The economic hardship deferment allows medical residents to postpone repayment of their student loans using up to three annual deferments without the additional interest penalties of forbearance. Despite the statutory elimination of the 20/220 pathway for economic hardship under the CCRAA, the Department used the Secretary's authority to continue the pathway for economic hardship in its November 2007 regulations. However, citing a $1.1 billion cost over 10 years, the Department March 4, 2008 announced it will not accept applications beyond July 1, 2009, with the start of the income-based repayment program. [see Washington Highlights, March 7]
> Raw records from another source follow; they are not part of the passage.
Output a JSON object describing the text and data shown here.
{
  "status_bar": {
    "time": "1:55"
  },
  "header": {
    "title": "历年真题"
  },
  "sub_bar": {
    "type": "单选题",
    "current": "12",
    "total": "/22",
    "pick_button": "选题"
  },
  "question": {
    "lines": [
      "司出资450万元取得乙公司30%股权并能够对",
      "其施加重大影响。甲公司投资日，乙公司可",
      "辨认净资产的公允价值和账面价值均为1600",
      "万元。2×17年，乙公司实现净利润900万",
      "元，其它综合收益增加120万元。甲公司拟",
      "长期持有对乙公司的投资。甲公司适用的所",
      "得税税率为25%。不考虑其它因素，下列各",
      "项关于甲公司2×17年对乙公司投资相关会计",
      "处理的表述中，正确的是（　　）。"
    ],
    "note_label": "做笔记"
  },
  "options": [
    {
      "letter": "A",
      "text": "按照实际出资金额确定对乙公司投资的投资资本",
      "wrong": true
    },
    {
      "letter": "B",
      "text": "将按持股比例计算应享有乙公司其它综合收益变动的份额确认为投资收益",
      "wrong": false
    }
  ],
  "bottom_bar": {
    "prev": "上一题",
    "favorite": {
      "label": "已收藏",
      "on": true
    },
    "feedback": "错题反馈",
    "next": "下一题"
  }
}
The income-based repayment program will be available for all residents, regardless of income or debt. The new program will require a minimum student loan payment capped at 15 percent of the borrower's monthly income that exceeds 150 percent of the applicable poverty line. The calculation for married borrowers' repayments will include spousal income.

A new loan forgiveness program will absolve Direct student loans for borrower's who work 10 years in certain public service jobs and make loan payments during that time. Residents with other federal student loans will be able to consolidate under the Direct loan program to participate in the loan forgiveness program. Public service will include all 501(c)(3) employers.
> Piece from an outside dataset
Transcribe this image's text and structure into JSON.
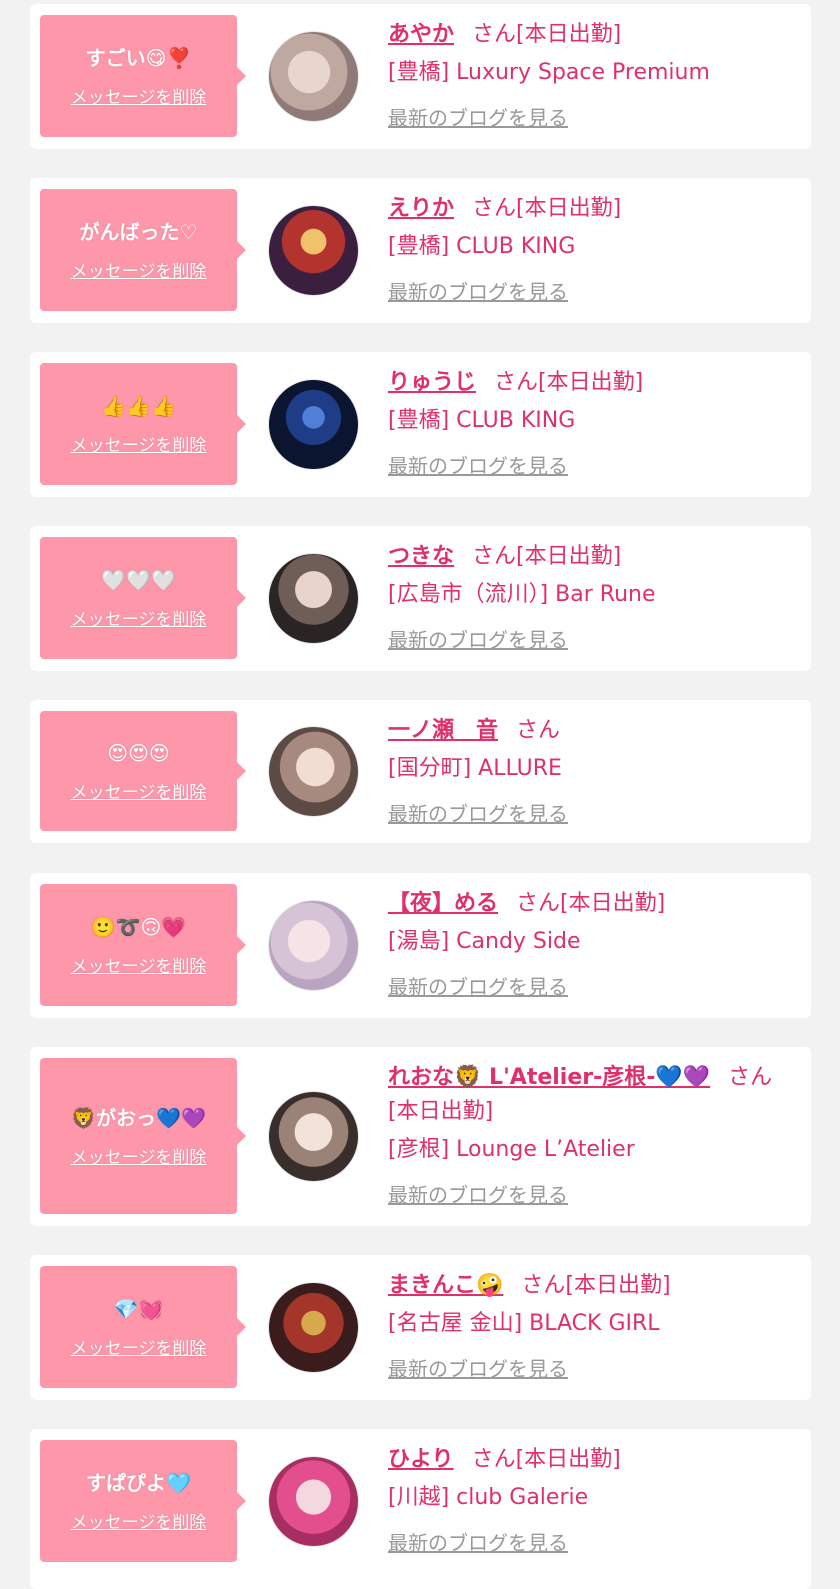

Carrie Steere-Salazar, chair of the AAMC Committee on Student Financial Assistance (COSFA) and director of students services at UCLA, San Francisco, represented the AAMC and the graduate/professional education community on the committee. The Department is expected to publish a notice of proposed rulemaking for public comment.

Information:
Matthew Shick, Senior Legislative Analyst
AAMC Government Relations
mshick@aamc.org
(202) 862-6116

HHS Names First BARDA Director

The Department of Health and Human Services (HHS) April 14 named Robin Robinson, Ph.D., as the first director of the Biomedical Advanced Research Development Authority (BARDA) under the auspices of the HHS Office of the Assistant Secretary for Preparedness and Response (ASPR). Since joining HHS in May 2004, Dr. Robinson has served as Deputy Director of BARDA's Influenza and Emerging Disease Program where he has led the development, procurement and stockpiling of the world's first H5N1 influenza vaccine approved for human use. BARDA, established in 2007, is tasked with coordinating interagency research, development, and procurement of public health medical emergency countermeasures, including management of Project BioShield.